There are a lot of conversations going on around captions at this time, it seems.
Line breaks are critical for compliance in on-screen captions, where I believe they aren't necessary in transcripts. Having a system that can run both off of the same source, however, is not something I've seen achieved well anywhere yet. Like, Oyez.org has great transcripts for their oral arguments, but they don't do captions. Netflix has a very user-friendly write-up on how to break lines in captions according to WCAG rules; Youtube hosts both captions and transcription, but even those can't distinguish between a paragraph break and a caption break.
My team's solution is to run our captions through sonix.ai. We can export an srt for captions, but then we manually edit the transcript for paragraph breaks for the slide notes.
Articulate recently surveyed for accessibility, and I expressed there the concern you voiced here. In particular, I think that one of the best options would be for the transcript/captions/notes functions to be merged into one super-function.
- I would like to tap a line in the notes, and be brought to that cue point on the timeline.

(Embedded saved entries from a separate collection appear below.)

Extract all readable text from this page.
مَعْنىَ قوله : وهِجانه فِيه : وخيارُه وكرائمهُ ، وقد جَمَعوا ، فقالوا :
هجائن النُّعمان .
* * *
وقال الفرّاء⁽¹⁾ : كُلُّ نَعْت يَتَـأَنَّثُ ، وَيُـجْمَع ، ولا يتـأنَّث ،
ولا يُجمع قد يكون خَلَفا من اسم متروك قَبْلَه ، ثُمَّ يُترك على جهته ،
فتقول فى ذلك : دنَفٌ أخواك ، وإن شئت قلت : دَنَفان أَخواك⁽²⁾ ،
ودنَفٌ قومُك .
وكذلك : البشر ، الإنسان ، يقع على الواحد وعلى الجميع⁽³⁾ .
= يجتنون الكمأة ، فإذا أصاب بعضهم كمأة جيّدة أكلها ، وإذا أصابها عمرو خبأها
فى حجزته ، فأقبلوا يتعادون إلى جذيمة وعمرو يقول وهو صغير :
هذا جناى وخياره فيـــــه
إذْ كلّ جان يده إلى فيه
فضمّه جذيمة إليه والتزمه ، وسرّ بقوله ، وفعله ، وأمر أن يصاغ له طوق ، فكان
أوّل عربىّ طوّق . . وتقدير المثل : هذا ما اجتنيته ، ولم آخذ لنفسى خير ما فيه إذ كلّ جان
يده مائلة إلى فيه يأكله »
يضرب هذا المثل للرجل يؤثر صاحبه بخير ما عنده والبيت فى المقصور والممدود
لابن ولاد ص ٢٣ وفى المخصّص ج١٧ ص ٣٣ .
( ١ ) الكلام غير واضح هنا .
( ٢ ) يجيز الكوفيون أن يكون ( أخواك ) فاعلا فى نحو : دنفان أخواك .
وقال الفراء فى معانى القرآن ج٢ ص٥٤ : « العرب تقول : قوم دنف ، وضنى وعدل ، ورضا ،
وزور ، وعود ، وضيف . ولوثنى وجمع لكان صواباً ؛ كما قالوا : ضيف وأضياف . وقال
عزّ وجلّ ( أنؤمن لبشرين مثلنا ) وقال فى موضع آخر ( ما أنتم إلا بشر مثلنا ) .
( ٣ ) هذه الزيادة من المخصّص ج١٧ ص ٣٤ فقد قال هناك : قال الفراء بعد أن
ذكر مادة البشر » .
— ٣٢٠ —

- The captions should drive the notes/transcripts; but the view has formatting tools.
- Captions/notes are edited on a time-based editor
- Captions play per caption timing, and have styles applied via the caption formatting tool (currently in the Player)
- Notes can be selected and have styles applied and paragraph breaks added in a notes editor. One of those styles could be "non-caption", which removes it from the caption production.
At present, I don't know of any technology that meets the WCAG needs and your interest while running off of the same caption data. I recommend considering a limitation of the time.